Women are mystifying to men. Freud once suggested that women appear peculiar to men because they look like men that have been castrated. That argument is a bit of an exaggeration, however, certain men struggle when they must converse and interact with women. What Freud touches on in his theories though, is the idea that after some traumatic incident certain individuals lack the ability to partake in “normal” relationships with friends and sexual partners in society. Both the film Her and the short story “Sandman”, written by Hoffman, explore the struggles of 2 men and their relationships with “uncanny” women and their disassociation from society.
While Theodore, the leading man character in Her, and Nathaneal, the main character in “Sandman”, share attractions for women that are not human, there are significant reasons as to why they are not attracted to real women. In Theodore’s case, he had recently been dumped by his wife. In Nathaneal’s case, Nathaneal witness the death of his father at the hands of a notorious man. Both of these instances paralyzed Theodore and Nathaneal with overwhelming fear. Fear holds back Theodore and Nathaneal from having healthy relationships in society. Relationships require trusting a stranger and becoming committed to that individual, with the possibility of being abandoned and broken by the person that had become so involved with. For Nathaneal and Theodore, their fear and knowledge of the consequences from the fallout of a relationship keep them wary of human relationships. Instead both men find comfort and feasibility in connections with non-human human, which the men naively believe they will not be hurt.

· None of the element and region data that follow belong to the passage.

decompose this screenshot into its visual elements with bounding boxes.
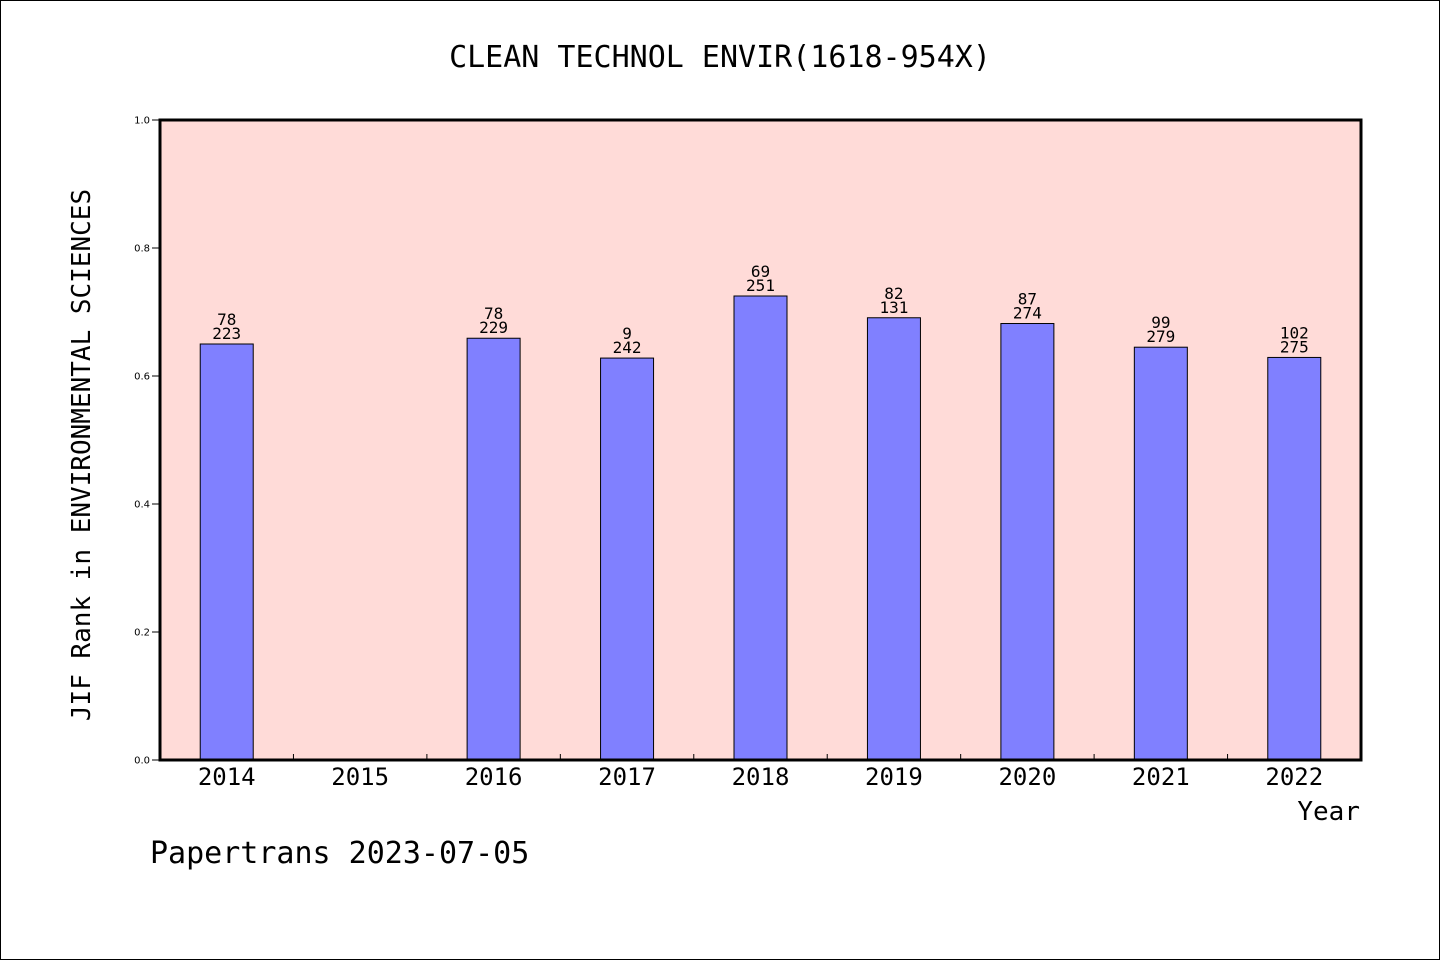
x-tick-label: 2016 — [465, 763, 523, 791]
x-tick-label: 2018 — [732, 763, 790, 791]
x-tick-label: 2017 — [598, 763, 656, 791]
bar-2021 — [1133, 346, 1188, 761]
y-tick-label: 0.4 — [134, 500, 150, 511]
data-label-top: 102 — [1280, 323, 1309, 342]
data-label-bottom: 229 — [479, 318, 508, 337]
data-label-top: 82 — [884, 284, 903, 303]
x-axis-label: Year — [1297, 797, 1360, 827]
data-label-top: 87 — [1018, 290, 1037, 309]
footer-text: Papertrans 2023-07-05 — [150, 836, 529, 871]
bar-2022 — [1267, 356, 1322, 761]
x-tick-label: 2015 — [331, 763, 389, 791]
data-label-bottom: 242 — [613, 338, 642, 357]
x-tick-label: 2020 — [998, 763, 1056, 791]
bar-2016 — [466, 337, 521, 761]
bar-2017 — [600, 357, 655, 761]
bar-2014 — [199, 343, 254, 761]
bar-2018 — [733, 295, 788, 761]
data-label-bottom: 223 — [212, 324, 241, 343]
bar-2020 — [1000, 323, 1055, 761]
y-tick-label: 0.8 — [134, 244, 150, 255]
chart-title: CLEAN TECHNOL ENVIR(1618-954X) — [449, 40, 991, 75]
x-tick-label: 2021 — [1132, 763, 1190, 791]
data-label-bottom: 279 — [1146, 327, 1175, 346]
y-tick-label: 0.6 — [134, 372, 150, 383]
data-label-top: 69 — [751, 262, 770, 281]
data-label-top: 78 — [217, 310, 236, 329]
plot-border — [158, 118, 1363, 762]
data-label-bottom: 275 — [1280, 337, 1309, 356]
data-label-bottom: 251 — [746, 276, 775, 295]
data-label-top: 99 — [1151, 313, 1170, 332]
x-tick-label: 2014 — [198, 763, 256, 791]
x-tick-label: 2019 — [865, 763, 923, 791]
data-label-bottom: 131 — [879, 298, 908, 317]
data-label-bottom: 274 — [1013, 304, 1042, 323]
data-label-top: 78 — [484, 304, 503, 323]
y-axis-label: JIF Rank in ENVIRONMENTAL SCIENCES — [67, 189, 97, 721]
data-label-top: 9 — [622, 324, 632, 343]
ticks-group: 0.0 0.2 0.4 0.6 0.8 1.0 2014 2015 2016 2017 2018 20… — [134, 116, 1323, 792]
y-tick-label: 0.0 — [134, 756, 150, 767]
bar-2019 — [866, 317, 921, 761]
y-tick-label: 1.0 — [134, 116, 150, 127]
x-tick-label: 2022 — [1265, 763, 1323, 791]
y-tick-label: 0.2 — [134, 628, 150, 639]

As well as being incapable of intimate sexual relationships with women, Theodore and Nathaneal becomes estranged from society and are unable function in social events. These men find greater comfort being solitary rather than amongst festivities. In the writings that both men develop, audiences can ascertain an examples of Theodore and Nathaneals’ social inequities. In Theodore’s profession he composes passionate personal letters for relatives and loved ones who themselves cannot or are too lazy to write. The fact that Theodore can write about and be so immersed in others’ relationships, but not form his own shows a heart wrenching fact. Theodore is capable of beautiful human emotion, but his overwhelming fear of intimate relationships does not allow him to reveals his talent to other humans. Nathaneal attempts to impress others with his writings, but actually does the opposite. His writings repel a woman his tries to court, and identified to a greater extent as peculiar. Theodore and Nathaneal are the embodied of the archetypal conflict of man versus society.
Even though Theodore and Nathaneal find normality and comfort with their “uncanny” women, these unnatural relationships serve nothing more than a delay to their awareness that they do not have a place in society. After comparing Theodore’s and Nathaneal’s misadventures, it is illuminating to see how impactful past events play in an individuals ability to function in society. Her and “Sandman” serve to explain that the inability to have intimate relationships and interact in society make individuals more vulnerable to unhealthy relationships that thrust them further away from connecting with humanity.
Her. Dir. Spike Jonze. By Spike Jonze. Perf. Joaquin Phoenix and Scarlett Johansson. 2013. Film.
Hoffman. E.T.A. “The Sandman”. United Kingdom. Dodo Press. 2008. Print
Freud. Sigmund. “The Uncanny”. New York. Penguin Classics. 2003. Print.